Should I install Windows first, or Fedora?
It's best to install Windows first. Fedora should detect your Windows installation, and set up a bootloader entry for it. Windows will overwrite the Fedora bootloader, and does not set up a menu option for Fedora.
On newer computers, this usually isn't as important as it was in the past. The system doesn't need to rely on the bootloader from one operating system or another, because they have information about each installed operating system stored in the UEFI firmware. You can simply choose your OS from the system boot menu.
Can I have Windows installed in UEFI mode (the default for Windows 8 systems) and disable it to install Fedora?
No, you should not do that. UEFI's job is to boot operating systems, and if you disable that, you will also disable the ability to boot OSes that need it.
You should be consistent about firmware settings when multibooting. If you have a UEFI system, use it for every OS you install. Fedora supports UEFI systems, with or without SecureBoot. If you use backwards compatibility settings to emulate BIOS installations, you should do so for every OS you install.
Can I use universal USB creation tools to create Fedora installation media?
In short, no.
To fully answer that, you have to understand what these tools do. In times past, Linux distributions produced ISO images in a format that made them work when burned to an optical disc. The same format doesn't work when the image is directly written to a USB drives, so tools were created to modify the images for use on USB sticks. Typically, this involved transferring the contents of the image to the USB drive, then installing a syslinux bootloader to the drive and configuring it to boot the drive's new contents.

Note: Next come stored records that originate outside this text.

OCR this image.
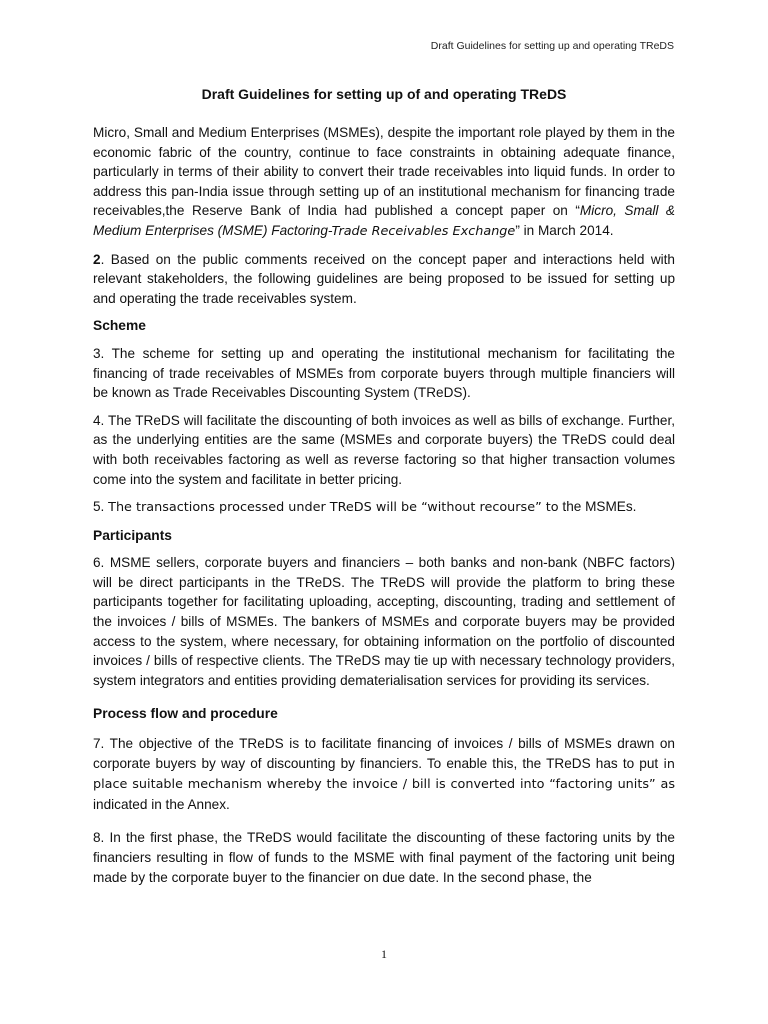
Draft Guidelines for setting up and operating TReDS
Draft Guidelines for setting up of and operating TReDS

Micro, Small and Medium Enterprises (MSMEs), despite the important role played by them in the economic fabric of the country, continue to face constraints in obtaining adequate finance, particularly in terms of their ability to convert their trade receivables into liquid funds. In order to address this pan-India issue through setting up of an institutional mechanism for financing trade receivables,the Reserve Bank of India had published a concept paper on “Micro, Small & Medium Enterprises (MSME) Factoring-Trade Receivables Exchange” in March 2014.

2. Based on the public comments received on the concept paper and interactions held with relevant stakeholders, the following guidelines are being proposed to be issued for setting up and operating the trade receivables system.

Scheme

3. The scheme for setting up and operating the institutional mechanism for facilitating the financing of trade receivables of MSMEs from corporate buyers through multiple financiers will be known as Trade Receivables Discounting System (TReDS).

4. The TReDS will facilitate the discounting of both invoices as well as bills of exchange. Further, as the underlying entities are the same (MSMEs and corporate buyers) the TReDS could deal with both receivables factoring as well as reverse factoring so that higher transaction volumes come into the system and facilitate in better pricing.

5. The transactions processed under TReDS will be “without recourse” to the MSMEs.

Participants

6. MSME sellers, corporate buyers and financiers – both banks and non-bank (NBFC factors) will be direct participants in the TReDS. The TReDS will provide the platform to bring these participants together for facilitating uploading, accepting, discounting, trading and settlement of the invoices / bills of MSMEs. The bankers of MSMEs and corporate buyers may be provided access to the system, where necessary, for obtaining information on the portfolio of discounted invoices / bills of respective clients. The TReDS may tie up with necessary technology providers, system integrators and entities providing dematerialisation services for providing its services.

Process flow and procedure

7. The objective of the TReDS is to facilitate financing of invoices / bills of MSMEs drawn on corporate buyers by way of discounting by financiers. To enable this, the TReDS has to put in place suitable mechanism whereby the invoice / bill is converted into “factoring units” as indicated in the Annex.

8. In the first phase, the TReDS would facilitate the discounting of these factoring units by the financiers resulting in flow of funds to the MSME with final payment of the factoring unit being made by the corporate buyer to the financier on due date. In the second phase, the

1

Today, Fedora images are created in a hybrid format that's directly usable as an optical disk or USB disk, for both legacy and UEFI systems. A syslinux bootloader alone isn't compatible with UEFI booting. When the universal installation tools replace the hybrid booting configuration with syslinux, the image can't be used on UEFI systems. You end up with a USB drive that's only bootable in legacy mode, which conflicts with dual booting of other operating systems installed in UEFI mode, such as any laptop preinstalled with Windows 8.
For best results, follow the instructions in the Fedora Installation Guide for a direct write method of creating USB media.
The Fedora installer says I don't have enough free space, but Windows says my C: drive has plenty. What's going on?
Fedora needs it's own space, it cannot use free space on C:. You can use the installer to resize existing partitions and make room for Fedora.